Há vozes que têm uma nitidez de cristal, flautas mágicas que nos fazem sentir a forma da onda em estado puro. A pureza da voz de Nana Caymmi, no entanto, é de outra natureza -mais pincelada da alma do que desenho linear da melodia. Há momentos em que ela parece a cauda de um cometa cheio de harmônicos, rastro brilhante de partículas suspensas carregando em si um turbilhão inacreditável de microtons, que risca o céu da solidão.
Quando Nana canta o "Último Desejo", de Noel, por exemplo na frase "se você me quer ou não": esse "não", que dura uma eternidade, vai perdendo e ao mesmo tempo ganhando intensidade, enquanto sofre mutações timbrísticas sutilíssimas que parecem conseguir contar uma história de amor indizível e inteira em uma única sílaba.

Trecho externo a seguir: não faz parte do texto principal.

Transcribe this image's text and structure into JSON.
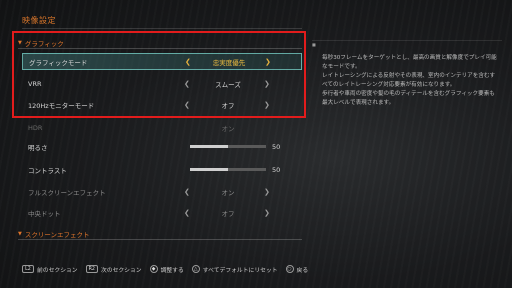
{
  "header": {
    "title": "映像設定"
  },
  "sections": {
    "graphics": "グラフィック",
    "screen_effect": "スクリーンエフェクト"
  },
  "rows": [
    {
      "label": "グラフィックモード",
      "value": "忠実度優先",
      "state": "selected"
    },
    {
      "label": "VRR",
      "value": "スムーズ",
      "state": "normal"
    },
    {
      "label": "120Hzモニターモード",
      "value": "オフ",
      "state": "normal"
    },
    {
      "label": "HDR",
      "value": "オン",
      "state": "disabled"
    },
    {
      "label": "明るさ",
      "value": 50,
      "slider": 0.5,
      "state": "normal"
    },
    {
      "label": "コントラスト",
      "value": 50,
      "slider": 0.5,
      "state": "normal"
    },
    {
      "label": "フルスクリーンエフェクト",
      "value": "オン",
      "state": "dim"
    },
    {
      "label": "中央ドット",
      "value": "オフ",
      "state": "dim"
    }
  ],
  "description": "毎秒30フレームをターゲットとし、最高の画質と解像度でプレイ可能なモードです。\nレイトレーシングによる反射やその表現、室内のインテリアを含むすべてのレイトレーシング対応要素が有効になります。\n歩行者や車両の密度や髪の毛のディテールを含むグラフィック要素も最大レベルで表現されます。",
  "footer": [
    {
      "button": "L2",
      "label": "前のセクション"
    },
    {
      "button": "R2",
      "label": "次のセクション"
    },
    {
      "button": "◆",
      "label": "調整する"
    },
    {
      "button": "△",
      "label": "すべてデフォルトにリセット"
    },
    {
      "button": "○",
      "label": "戻る"
    }
  ],
  "colors": {
    "accent": "#e0752a",
    "highlight": "#f2c040",
    "selection_border": "#78d2c8",
    "annotation_box": "#e21c1c"
  },
  "icons": {
    "prev": "arrow-left-icon",
    "next": "arrow-right-icon"
  }
}
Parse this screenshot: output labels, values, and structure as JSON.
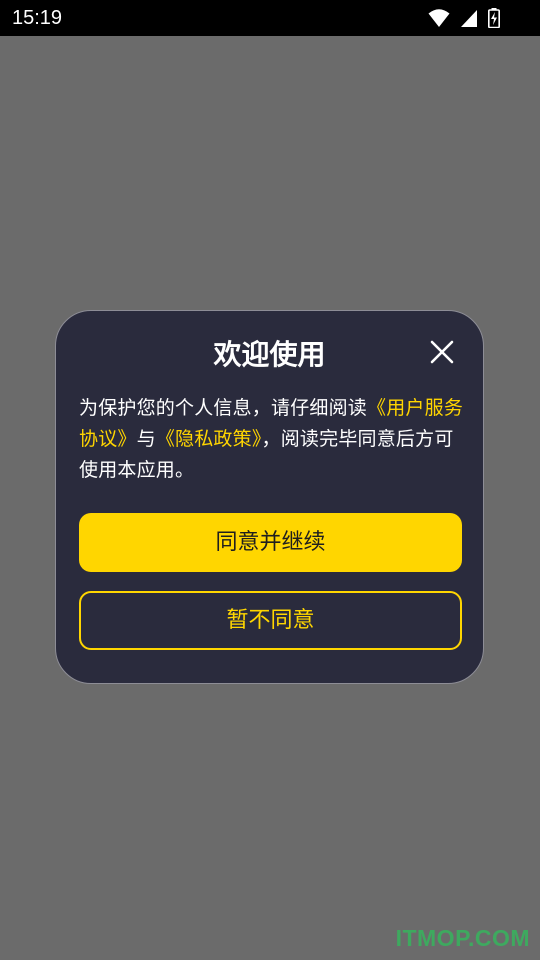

O efeito parece o de uma "folha seca", à maneira mesma do futebol: a nota vem forte e subitamente "perde peso". Mas muitas vezes cai em volume enquanto sobe em altura, porque é cheia de céus e abismos.
Posso tentar comparar também com a onda do mar de Caymmi: a voz de Nana não é um rio, é a foz onde a água doce se encontra com a salgada, onde o "ronco das ondas" vira subitamente espuma e onde o mar se funde com esses veios frescos que se comunicam com o interior secreto do amor, do Brasil. A alma solitária abraça o mundo (Ronaldo Bastos me disse que a chama pelo apelido, que me parece simbolicamente correto, de "Mamãe").
Estou pensando no "Beijo Partido", de Toninho Horta, em "Vire Essa Folha do Livro", de Vinícius de Moraes (onde acontece tudo que eu tentei descrever aqui e mais alguma coisa), no "E Eu sem Maria", que está no songbook de Dorival Caymmi, no "A Noite do Meu Bem", de Dolores Duran, na maravilhosa "Segue o Teu Destino", que Sueli Costa fez para um poema de Ricardo Reis/Fernando Pessoa, e onde Nana nos faz divinos quando canta finalmente: "Os deuses são deuses/ porque não se pensam".